What Addison found appeared to be a small brown egg that was inside the larger one.

“I’m 83 years old and I’ve never seen anything like it before,” Rachel said. “I had chickens growing up; when we lived on the farm we had chickens. I’ve been around chickens forever.”

Marion also had grown up with chickens, and in the 1950s worked for a Hutchinson hatchery. He hadn’t ever seen such a thing.

County extension agent Rickey Roberts wasn’t familiar with the phenomenon.

“I’m guessing that’s a real rarity,” he said. “When you’re dealing with livestock and biology, it seems like almost anything can happen.
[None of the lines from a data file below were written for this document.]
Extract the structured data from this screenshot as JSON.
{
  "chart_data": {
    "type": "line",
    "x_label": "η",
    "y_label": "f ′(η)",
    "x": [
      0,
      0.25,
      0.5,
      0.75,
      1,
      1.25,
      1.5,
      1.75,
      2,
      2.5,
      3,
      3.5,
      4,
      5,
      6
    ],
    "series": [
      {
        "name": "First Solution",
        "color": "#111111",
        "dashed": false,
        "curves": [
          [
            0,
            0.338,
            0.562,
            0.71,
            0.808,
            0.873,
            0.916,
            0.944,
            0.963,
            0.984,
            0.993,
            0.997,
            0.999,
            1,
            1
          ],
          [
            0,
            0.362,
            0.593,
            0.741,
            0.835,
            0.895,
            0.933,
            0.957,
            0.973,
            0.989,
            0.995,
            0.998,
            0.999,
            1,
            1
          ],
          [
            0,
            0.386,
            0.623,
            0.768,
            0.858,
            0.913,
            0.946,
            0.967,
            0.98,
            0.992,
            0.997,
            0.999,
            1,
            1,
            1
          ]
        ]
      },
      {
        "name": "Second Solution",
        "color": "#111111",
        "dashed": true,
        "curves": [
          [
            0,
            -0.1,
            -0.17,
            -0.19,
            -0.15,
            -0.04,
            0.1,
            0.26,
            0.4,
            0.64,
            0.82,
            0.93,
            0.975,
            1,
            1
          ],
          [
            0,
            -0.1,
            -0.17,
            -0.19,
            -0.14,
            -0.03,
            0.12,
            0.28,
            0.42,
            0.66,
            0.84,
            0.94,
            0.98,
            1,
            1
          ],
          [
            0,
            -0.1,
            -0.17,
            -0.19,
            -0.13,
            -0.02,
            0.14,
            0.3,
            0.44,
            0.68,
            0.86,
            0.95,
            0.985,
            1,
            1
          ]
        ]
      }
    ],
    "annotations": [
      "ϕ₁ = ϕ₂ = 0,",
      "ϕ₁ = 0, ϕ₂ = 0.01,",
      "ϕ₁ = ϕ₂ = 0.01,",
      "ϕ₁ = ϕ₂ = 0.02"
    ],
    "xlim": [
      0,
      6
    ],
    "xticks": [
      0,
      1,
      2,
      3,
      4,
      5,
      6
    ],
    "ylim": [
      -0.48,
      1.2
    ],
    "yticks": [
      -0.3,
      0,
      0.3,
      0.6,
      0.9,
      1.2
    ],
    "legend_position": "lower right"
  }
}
I’m about to say nothing surprises me anymore.”

Eggs are normally formed one at a time when an ovum is released from an ovary and is gradually covered by shell material until it is laid.

In the rare case of a double egg, a second ovum is released before the first is completely formed, causing a contraction that pushes the first incomplete egg back to the top of the oviduct. The new ovum and partially formed egg move through the oviduct together as a new shell encasing both is created.

“I just couldn’t get over it; I still can’t,” Rachel said. “I think it’s weird. Needless to say, I didn’t use the egg.”

After showing the two eggs to family over the weekend, Rachel cracked open the rogue egg Tuesday.

“It’s all yolk inside,” she said.

Roberts said he was going to contact a specialist at Kansas State University about the odd egg. He had some light-hearted advice for the Tolands.

“I’m guessing this is a one-in-a-million kind of thing,” he said. “When something like this happens, you need to go buy a lottery ticket. It’s your day.”